On December 8, when the second round of voting would have taken place had the elections not been cancelled, social media was hit by a cyber-attack according to which Romania was entering the war in Ukraine and the young men were called to go to the front. The same day, Horatiu Potra, the man in charge of Georgescu’s security, was placed on judicial supervision for possession of lethal weapons (a charge that was later overturned). Potra’s profile is rather ironic, given his boss’s refrain of support for “peace” when it comes to the war in Ukraine: a former member of the Foreign Legion, he is the owner of a company that provides mercenaries to fight in Congo.
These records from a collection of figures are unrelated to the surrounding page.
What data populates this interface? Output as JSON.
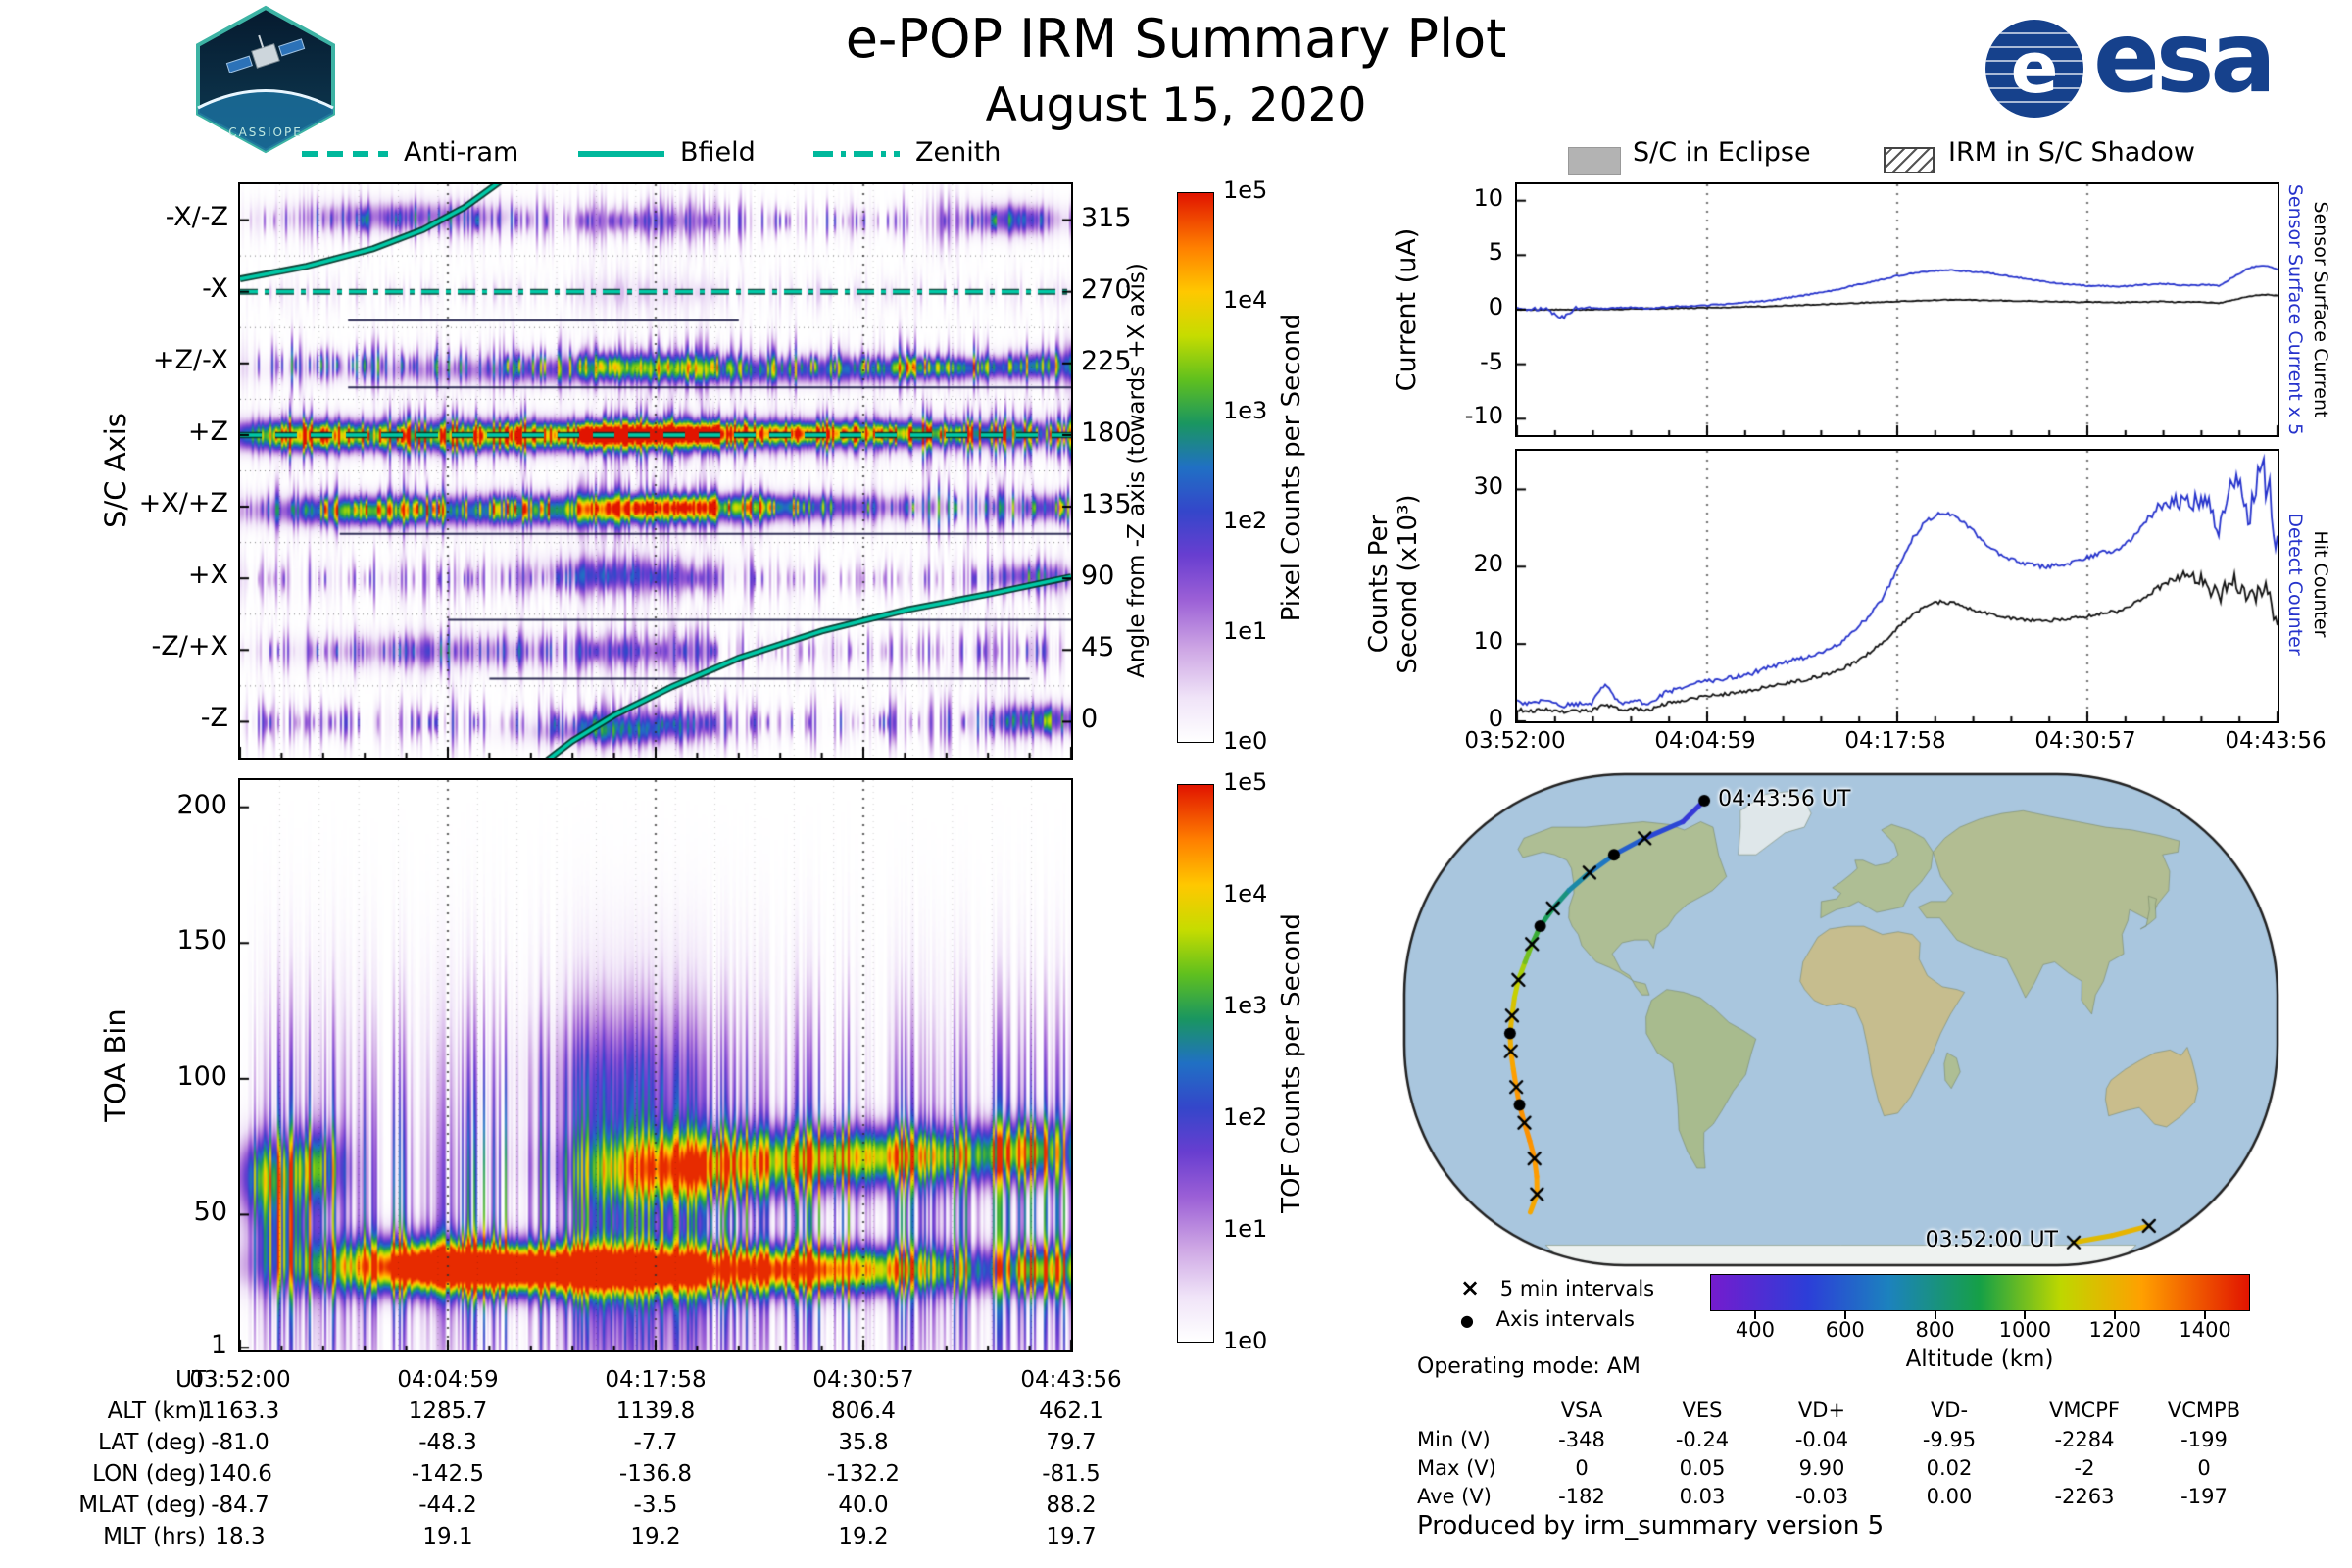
{
  "header": {
    "title": "e-POP IRM Summary Plot",
    "date": "August 15, 2020",
    "badge_name": "CASSIOPE",
    "esa_logo_text": "esa"
  },
  "spec_legend": {
    "anti_ram": "Anti-ram",
    "bfield": "Bfield",
    "zenith": "Zenith"
  },
  "eclipse_legend": {
    "eclipse": "S/C in Eclipse",
    "shadow": "IRM in S/C Shadow"
  },
  "time_ticks": [
    "03:52:00",
    "04:04:59",
    "04:17:58",
    "04:30:57",
    "04:43:56"
  ],
  "chart_data": [
    {
      "id": "sc-axis-spectrogram",
      "type": "heatmap",
      "ylabel": "S/C Axis",
      "y_categories": [
        "-X/-Z",
        "-X",
        "+Z/-X",
        "+Z",
        "+X/+Z",
        "+X",
        "-Z/+X",
        "-Z"
      ],
      "right_axis_label": "Angle from -Z axis (towards +X axis)",
      "right_ticks": [
        315,
        270,
        225,
        180,
        135,
        90,
        45,
        0
      ],
      "colorbar_label": "Pixel Counts per Second",
      "colorbar_ticks": [
        "1e5",
        "1e4",
        "1e3",
        "1e2",
        "1e1",
        "1e0"
      ],
      "x_range": [
        "03:52:00",
        "04:43:56"
      ],
      "value_scale": "log10 pixel counts per second, 1e0 to 1e5",
      "legend": [
        {
          "label": "Anti-ram",
          "dash": "dashed"
        },
        {
          "label": "Bfield",
          "dash": "solid"
        },
        {
          "label": "Zenith",
          "dash": "dashdot"
        }
      ],
      "overlays": {
        "anti_ram_angle": 180,
        "zenith_angle": 270,
        "bfield_path": [
          [
            0,
            278
          ],
          [
            0.08,
            286
          ],
          [
            0.16,
            297
          ],
          [
            0.22,
            309
          ],
          [
            0.27,
            323
          ],
          [
            0.315,
            340
          ],
          null,
          [
            0.36,
            -28
          ],
          [
            0.4,
            -12
          ],
          [
            0.45,
            4
          ],
          [
            0.52,
            22
          ],
          [
            0.6,
            40
          ],
          [
            0.7,
            57
          ],
          [
            0.8,
            70
          ],
          [
            0.9,
            80
          ],
          [
            1,
            91
          ]
        ]
      },
      "hot_regions": [
        [
          0.5,
          181,
          0.5,
          9,
          2.6
        ],
        [
          0.7,
          182,
          0.28,
          6,
          1.6
        ],
        [
          0.07,
          180,
          0.07,
          9,
          2.2
        ],
        [
          0.3,
          178,
          0.2,
          8,
          1.2
        ],
        [
          0.35,
          133,
          0.28,
          9,
          2.3
        ],
        [
          0.6,
          136,
          0.18,
          7,
          1.8
        ],
        [
          0.14,
          133,
          0.08,
          8,
          1.6
        ],
        [
          0.97,
          135,
          0.04,
          8,
          1.6
        ],
        [
          0.55,
          221,
          0.33,
          8,
          1.9
        ],
        [
          0.85,
          223,
          0.1,
          6,
          1.6
        ],
        [
          0.96,
          225,
          0.04,
          8,
          1.5
        ],
        [
          0.2,
          318,
          0.12,
          9,
          1.2
        ],
        [
          0.93,
          316,
          0.05,
          9,
          1.7
        ],
        [
          0.95,
          92,
          0.04,
          8,
          1.5
        ],
        [
          0.45,
          95,
          0.1,
          10,
          0.9
        ],
        [
          0.96,
          2,
          0.05,
          9,
          1.9
        ],
        [
          0.45,
          -6,
          0.09,
          8,
          1.4
        ],
        [
          0.25,
          45,
          0.15,
          10,
          0.8
        ]
      ]
    },
    {
      "id": "toa-spectrogram",
      "type": "heatmap",
      "ylabel": "TOA Bin",
      "yticks": [
        200,
        150,
        100,
        50,
        1
      ],
      "ylim": [
        0,
        210
      ],
      "colorbar_label": "TOF Counts per Second",
      "colorbar_ticks": [
        "1e5",
        "1e4",
        "1e3",
        "1e2",
        "1e1",
        "1e0"
      ],
      "x_range": [
        "03:52:00",
        "04:43:56"
      ],
      "value_scale": "log10 TOF counts per second, 1e0 to 1e5",
      "hot_regions": [
        [
          0.45,
          30,
          0.3,
          9,
          2.9
        ],
        [
          0.72,
          30,
          0.2,
          8,
          2.7
        ],
        [
          0.22,
          33,
          0.12,
          10,
          2.4
        ],
        [
          0.97,
          30,
          0.05,
          9,
          2.5
        ],
        [
          0.33,
          30,
          0.18,
          8,
          2.7
        ],
        [
          0.62,
          70,
          0.16,
          12,
          2.3
        ],
        [
          0.8,
          72,
          0.13,
          10,
          2.6
        ],
        [
          0.95,
          74,
          0.06,
          11,
          2.4
        ],
        [
          0.52,
          66,
          0.1,
          11,
          1.8
        ],
        [
          0.025,
          65,
          0.03,
          14,
          2.2
        ],
        [
          0.085,
          68,
          0.035,
          13,
          2.4
        ],
        [
          0.05,
          45,
          0.04,
          18,
          1.5
        ],
        [
          0.45,
          100,
          0.1,
          25,
          0.6
        ]
      ]
    },
    {
      "id": "sensor-current",
      "type": "line",
      "ylabel": "Current (uA)",
      "ylim": [
        -11.5,
        11.5
      ],
      "yticks": [
        10,
        5,
        0,
        -5,
        -10
      ],
      "x_ticks": [
        "03:52:00",
        "04:04:59",
        "04:17:58",
        "04:30:57",
        "04:43:56"
      ],
      "series": [
        {
          "name": "Sensor Surface Current x 5",
          "color": "#2633cc",
          "values": [
            0.1,
            0.1,
            0.0,
            -0.8,
            0.1,
            0.2,
            0.1,
            0.2,
            0.2,
            0.1,
            0.2,
            0.3,
            0.3,
            0.4,
            0.5,
            0.6,
            0.7,
            0.8,
            1.0,
            1.2,
            1.4,
            1.6,
            1.9,
            2.2,
            2.5,
            2.8,
            3.1,
            3.3,
            3.5,
            3.6,
            3.6,
            3.5,
            3.4,
            3.2,
            3.0,
            2.8,
            2.6,
            2.4,
            2.3,
            2.2,
            2.2,
            2.1,
            2.2,
            2.3,
            2.4,
            2.3,
            2.2,
            2.3,
            2.2,
            3.0,
            3.8,
            4.1,
            3.7
          ]
        },
        {
          "name": "Sensor Surface Current",
          "color": "#111111",
          "values": [
            0,
            0,
            0,
            0,
            0,
            0,
            0.05,
            0.05,
            0.1,
            0.1,
            0.1,
            0.15,
            0.15,
            0.2,
            0.2,
            0.25,
            0.3,
            0.3,
            0.35,
            0.4,
            0.45,
            0.5,
            0.55,
            0.6,
            0.65,
            0.7,
            0.75,
            0.8,
            0.85,
            0.9,
            0.9,
            0.9,
            0.85,
            0.85,
            0.8,
            0.8,
            0.75,
            0.75,
            0.7,
            0.7,
            0.7,
            0.65,
            0.7,
            0.7,
            0.75,
            0.7,
            0.7,
            0.7,
            0.6,
            0.9,
            1.2,
            1.4,
            1.3
          ]
        }
      ]
    },
    {
      "id": "counters",
      "type": "line",
      "ylabel_lines": [
        "Counts Per",
        "Second (x10³)"
      ],
      "ylim": [
        0,
        35
      ],
      "yticks": [
        0,
        10,
        20,
        30
      ],
      "x_ticks": [
        "03:52:00",
        "04:04:59",
        "04:17:58",
        "04:30:57",
        "04:43:56"
      ],
      "series": [
        {
          "name": "Detect Counter",
          "color": "#2633cc",
          "values": [
            2.5,
            2.2,
            2.8,
            2.0,
            2.3,
            2.1,
            4.8,
            2.4,
            2.6,
            2.3,
            3.6,
            4.2,
            4.8,
            5.2,
            5.5,
            5.8,
            6.2,
            6.8,
            7.4,
            8.0,
            8.4,
            9.0,
            10.0,
            11.5,
            13.5,
            16.0,
            19.5,
            23.5,
            26.0,
            27.0,
            26.5,
            25.0,
            23.0,
            21.5,
            20.8,
            20.3,
            20.0,
            20.2,
            20.6,
            21.2,
            21.8,
            22.0,
            23.5,
            26.0,
            28.0,
            28.5,
            28.0,
            29.0,
            25.5,
            31.0,
            27.0,
            32.5,
            24.0
          ]
        },
        {
          "name": "Hit Counter",
          "color": "#111111",
          "values": [
            1.5,
            1.3,
            1.6,
            1.2,
            1.4,
            1.3,
            2.2,
            1.5,
            1.6,
            1.4,
            2.2,
            2.6,
            3.0,
            3.3,
            3.5,
            3.7,
            4.0,
            4.4,
            4.8,
            5.2,
            5.5,
            6.0,
            6.6,
            7.5,
            8.8,
            10.2,
            12.0,
            13.8,
            15.0,
            15.5,
            15.2,
            14.5,
            14.0,
            13.6,
            13.3,
            13.1,
            13.0,
            13.1,
            13.3,
            13.6,
            14.0,
            14.2,
            15.0,
            16.2,
            17.5,
            18.5,
            19.0,
            18.0,
            16.0,
            19.0,
            15.0,
            18.0,
            13.5
          ]
        }
      ]
    },
    {
      "id": "ground-track-map",
      "type": "map",
      "start_label": "03:52:00 UT",
      "end_label": "04:43:56 UT",
      "marker_legend": [
        {
          "marker": "×",
          "label": "5 min intervals"
        },
        {
          "marker": "●",
          "label": "Axis intervals"
        }
      ],
      "operating_mode": "Operating mode: AM",
      "colorbar_label": "Altitude (km)",
      "colorbar_ticks": [
        400,
        600,
        800,
        1000,
        1200,
        1400
      ],
      "colorbar_range": [
        300,
        1500
      ],
      "track": [
        [
          140.6,
          -81,
          1163,
          "x"
        ],
        [
          160,
          -78.5,
          1185,
          ""
        ],
        [
          176,
          -75,
          1205,
          "x"
        ],
        [
          -170,
          -70,
          1226,
          ""
        ],
        [
          -158,
          -63.5,
          1246,
          "x"
        ],
        [
          -151,
          -57,
          1262,
          ""
        ],
        [
          -146,
          -50.5,
          1276,
          "x"
        ],
        [
          -143,
          -44,
          1284,
          ""
        ],
        [
          -141,
          -37.5,
          1286,
          "x"
        ],
        [
          -139.5,
          -31,
          1282,
          "dot"
        ],
        [
          -138,
          -24.5,
          1272,
          "x"
        ],
        [
          -137,
          -18,
          1256,
          ""
        ],
        [
          -136.5,
          -11.5,
          1233,
          "x"
        ],
        [
          -136,
          -5,
          1204,
          "dot"
        ],
        [
          -135,
          1.5,
          1169,
          "x"
        ],
        [
          -134.5,
          8,
          1128,
          ""
        ],
        [
          -134,
          14.5,
          1081,
          "x"
        ],
        [
          -133,
          21,
          1029,
          ""
        ],
        [
          -132.5,
          27.5,
          972,
          "x"
        ],
        [
          -132,
          34,
          908,
          "dot"
        ],
        [
          -130,
          40.5,
          841,
          "x"
        ],
        [
          -127,
          47,
          770,
          ""
        ],
        [
          -122,
          53.5,
          700,
          "x"
        ],
        [
          -115,
          60,
          633,
          "dot"
        ],
        [
          -104,
          66,
          568,
          "x"
        ],
        [
          -88,
          72,
          510,
          ""
        ],
        [
          -81.5,
          79.7,
          462,
          "end"
        ]
      ]
    }
  ],
  "ephemeris_table": {
    "rows": [
      {
        "label": "UT",
        "values": [
          "03:52:00",
          "04:04:59",
          "04:17:58",
          "04:30:57",
          "04:43:56"
        ]
      },
      {
        "label": "ALT (km)",
        "values": [
          "1163.3",
          "1285.7",
          "1139.8",
          "806.4",
          "462.1"
        ]
      },
      {
        "label": "LAT (deg)",
        "values": [
          "-81.0",
          "-48.3",
          "-7.7",
          "35.8",
          "79.7"
        ]
      },
      {
        "label": "LON (deg)",
        "values": [
          "140.6",
          "-142.5",
          "-136.8",
          "-132.2",
          "-81.5"
        ]
      },
      {
        "label": "MLAT (deg)",
        "values": [
          "-84.7",
          "-44.2",
          "-3.5",
          "40.0",
          "88.2"
        ]
      },
      {
        "label": "MLT (hrs)",
        "values": [
          "18.3",
          "19.1",
          "19.2",
          "19.2",
          "19.7"
        ]
      }
    ]
  },
  "voltage_table": {
    "columns": [
      "VSA",
      "VES",
      "VD+",
      "VD-",
      "VMCPF",
      "VCMPB"
    ],
    "rows": [
      {
        "label": "Min (V)",
        "values": [
          "-348",
          "-0.24",
          "-0.04",
          "-9.95",
          "-2284",
          "-199"
        ]
      },
      {
        "label": "Max (V)",
        "values": [
          "0",
          "0.05",
          "9.90",
          "0.02",
          "-2",
          "0"
        ]
      },
      {
        "label": "Ave (V)",
        "values": [
          "-182",
          "0.03",
          "-0.03",
          "0.00",
          "-2263",
          "-197"
        ]
      }
    ]
  },
  "footer": {
    "text": "Produced by irm_summary version 5"
  }
}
All this being said, don’t worry, there is still reason for hope: the two main candidates, Călin Georgescu and Elena Lasconi, do agree on something: they both expect to be saved by Donald Trump. In a recent interview, Georgescu stated that if he becomes President, he will ask Trump to supervise an investigation into all the allegations against him. As for Lasconi, she has authored one of the funniest letters in the history of politics, a letter to Donald Trump, published on X on December 7, in which she reassures him that she isn’t “Soros’s candidate” and which includes the following marvels: “You have my respect for the great things you’ve done;” and “You are a great people’s leader, just like me” (https://x.com/ElenaLasconi/status/1865501542888976665/photo/1). To make sure the letter would reach the addressee, she also sent tweets to Senator Rubio and Representative Waltz, “kindly asking” them to read her letter to Trump. The mockery on social media was brutal—someone even penned a parodic answer from the American President—and, at this point it appears that, from almost-President, Lasconi has imploded.
In other words, welcome to Romania, the "Gates of the Orient, où tout est pris à la légère" (some people will recognize this quote from Matei Calinescu's Craii de Curtea Veche" - in fact Calinescu himself had a very adequate motto for anything that happened in his country: "It doesn't matter anyway"). I will add only the fact that Potra was released because the "lethal" weapon he was carrying in his car (and for which he was arrested) was a non-functioning airgun (so not lethal in the least). The prosecutor in this case is as unprofessional as anybody else, and the facts are as unreliable as anything coming from that part of the world.